Teton park’s spokeswoman chalks up the continued busy times to more people coming during the historically slow shoulder seasons.
“I don’t know what to make of the difference between the two parks,” Denise Germann said, “but I do believe our shoulder seasons are expanding a little bit. In 2019, we saw record visitation in both March and August.”
For the year, Grand Teton National Park attracted 3.41 million “recreational visitors” — a category that excludes some passers-through, such as commercial truckers on Highway 26/89/191.
July, as is the custom, was the busiest month of the year, with 776,000 visitors. The nadir fell in February, followed by November and December — months that attracted fewer than 50,000 recreational visits each.
Taking a decadelong perspective, both parks are up significantly. Grand Teton visitation has increased 28% since 2010, when visitation hit 2.67 million. Yellowstone’s decadal gain was just 10%, although the bottom for tourists post-recession wasn’t until 2013.
One killed in accident south of Laramie
LARAMIE (WNE) — The Wyoming Highway Patrol reported Wednesday a fatal crash occurred Monday morning on U.S. Highway 287 just south of Laramie, close to Calvary Ranch Road.
One person died as a result of the crash, one woman was airlifted to Colorado and nine people were brought to Ivinson Memorial Hospital for their injuries, according to the news release.
Each driver and many passengers were wearing their seatbelts at the time of the crash.
A 2002 Ford Explorer driven by Laramie resident Phillip Black, 33, was stopped in the southbound lane of the highway waiting to make a left turn on to Calvary Ranch Road.
Rock Springs resident Kyler Yerkovich, driving a 2010 Chevrolet Colorado, had started to slow down as he approached Black’s stopped car.

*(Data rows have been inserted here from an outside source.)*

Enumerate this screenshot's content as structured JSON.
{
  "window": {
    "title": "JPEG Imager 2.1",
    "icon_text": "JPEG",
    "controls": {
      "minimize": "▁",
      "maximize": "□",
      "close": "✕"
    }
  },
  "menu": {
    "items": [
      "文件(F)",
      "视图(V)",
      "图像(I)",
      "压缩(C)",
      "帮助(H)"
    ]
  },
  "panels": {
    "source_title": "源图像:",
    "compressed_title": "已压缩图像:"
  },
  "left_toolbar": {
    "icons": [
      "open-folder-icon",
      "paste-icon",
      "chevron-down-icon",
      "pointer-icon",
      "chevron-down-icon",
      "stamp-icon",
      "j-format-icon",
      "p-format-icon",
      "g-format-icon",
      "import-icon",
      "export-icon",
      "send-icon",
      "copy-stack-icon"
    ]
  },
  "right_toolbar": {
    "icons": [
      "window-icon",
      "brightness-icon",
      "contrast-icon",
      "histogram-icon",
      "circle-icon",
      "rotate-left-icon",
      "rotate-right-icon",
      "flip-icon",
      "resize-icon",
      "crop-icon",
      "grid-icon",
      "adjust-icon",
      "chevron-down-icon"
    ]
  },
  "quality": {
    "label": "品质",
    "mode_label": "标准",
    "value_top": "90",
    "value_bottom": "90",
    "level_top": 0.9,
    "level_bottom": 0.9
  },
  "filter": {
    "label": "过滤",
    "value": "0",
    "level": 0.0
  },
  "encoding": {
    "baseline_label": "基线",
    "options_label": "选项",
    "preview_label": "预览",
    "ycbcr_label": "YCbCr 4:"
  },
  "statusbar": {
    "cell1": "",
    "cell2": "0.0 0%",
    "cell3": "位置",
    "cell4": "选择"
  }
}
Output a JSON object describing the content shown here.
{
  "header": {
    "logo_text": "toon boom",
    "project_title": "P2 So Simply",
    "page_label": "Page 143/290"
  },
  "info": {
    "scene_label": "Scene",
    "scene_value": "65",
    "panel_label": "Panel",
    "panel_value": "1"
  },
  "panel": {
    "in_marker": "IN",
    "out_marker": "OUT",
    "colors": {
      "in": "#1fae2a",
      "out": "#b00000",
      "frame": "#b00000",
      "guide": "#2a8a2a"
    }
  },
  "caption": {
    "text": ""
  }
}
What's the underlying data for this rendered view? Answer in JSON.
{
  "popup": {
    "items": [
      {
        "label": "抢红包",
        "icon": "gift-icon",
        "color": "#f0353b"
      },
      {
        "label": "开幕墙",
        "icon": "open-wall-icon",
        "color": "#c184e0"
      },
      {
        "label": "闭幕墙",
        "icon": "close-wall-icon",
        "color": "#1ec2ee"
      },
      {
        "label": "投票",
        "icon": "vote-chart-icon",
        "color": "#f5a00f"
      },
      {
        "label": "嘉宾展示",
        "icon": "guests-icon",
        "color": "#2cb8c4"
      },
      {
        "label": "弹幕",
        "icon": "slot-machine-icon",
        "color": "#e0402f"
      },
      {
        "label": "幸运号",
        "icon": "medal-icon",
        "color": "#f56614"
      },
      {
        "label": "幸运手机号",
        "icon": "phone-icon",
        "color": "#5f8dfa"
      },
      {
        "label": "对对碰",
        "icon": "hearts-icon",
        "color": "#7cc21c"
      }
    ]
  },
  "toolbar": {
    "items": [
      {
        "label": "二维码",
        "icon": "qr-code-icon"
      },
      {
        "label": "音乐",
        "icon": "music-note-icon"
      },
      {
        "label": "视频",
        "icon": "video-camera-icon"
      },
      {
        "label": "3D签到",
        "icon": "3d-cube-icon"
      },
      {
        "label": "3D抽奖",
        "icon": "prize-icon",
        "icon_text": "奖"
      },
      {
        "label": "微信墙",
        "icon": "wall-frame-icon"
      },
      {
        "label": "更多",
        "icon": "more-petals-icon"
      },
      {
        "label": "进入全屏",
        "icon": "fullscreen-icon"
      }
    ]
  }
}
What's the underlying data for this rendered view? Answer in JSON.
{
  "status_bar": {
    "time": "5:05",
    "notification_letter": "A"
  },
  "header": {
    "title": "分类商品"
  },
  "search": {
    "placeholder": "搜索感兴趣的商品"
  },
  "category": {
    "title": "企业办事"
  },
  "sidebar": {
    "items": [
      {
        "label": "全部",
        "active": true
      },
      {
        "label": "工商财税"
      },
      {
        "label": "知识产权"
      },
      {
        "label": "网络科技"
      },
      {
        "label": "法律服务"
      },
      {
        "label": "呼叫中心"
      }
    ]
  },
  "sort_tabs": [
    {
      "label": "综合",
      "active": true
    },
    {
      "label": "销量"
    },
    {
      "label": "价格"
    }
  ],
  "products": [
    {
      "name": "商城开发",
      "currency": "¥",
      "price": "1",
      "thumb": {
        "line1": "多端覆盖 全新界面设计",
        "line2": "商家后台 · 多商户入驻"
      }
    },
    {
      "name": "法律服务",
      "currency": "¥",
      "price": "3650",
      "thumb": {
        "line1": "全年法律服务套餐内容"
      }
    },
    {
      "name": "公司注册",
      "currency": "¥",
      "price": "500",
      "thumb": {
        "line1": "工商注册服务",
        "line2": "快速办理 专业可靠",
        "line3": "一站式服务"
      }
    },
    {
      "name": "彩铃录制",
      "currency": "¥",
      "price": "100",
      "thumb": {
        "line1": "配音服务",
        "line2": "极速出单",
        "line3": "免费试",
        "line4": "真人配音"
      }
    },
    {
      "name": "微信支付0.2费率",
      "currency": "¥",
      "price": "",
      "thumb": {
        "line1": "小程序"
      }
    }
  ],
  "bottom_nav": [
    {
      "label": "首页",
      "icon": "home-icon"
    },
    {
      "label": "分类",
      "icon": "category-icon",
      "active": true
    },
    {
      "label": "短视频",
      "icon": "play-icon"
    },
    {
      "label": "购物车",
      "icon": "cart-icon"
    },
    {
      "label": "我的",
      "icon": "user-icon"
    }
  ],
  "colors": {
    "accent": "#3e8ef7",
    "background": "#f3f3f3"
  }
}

Yerkovich “noticed a southbound 2018 Honda Pilot approaching from behind and not slowing down,” according to the news release.
The driver of the Honda, 50-year old Laramie resident Martha Doyle, “failed to notice the stopped vehicle until it was too late.” She entered the northbound lane of the highway, where she collided head-on with a 2019 Jeep Grand Cherokee.
Speed, cell phone use and driver inattention on the part of Doyle are being investigated as possible contributing factors to the crash, according to the WHP.
The driver of the Jeep, 50-year-old Fort Collins resident David Hanlon, was wearing his seatbelt but died at the scene of the crash.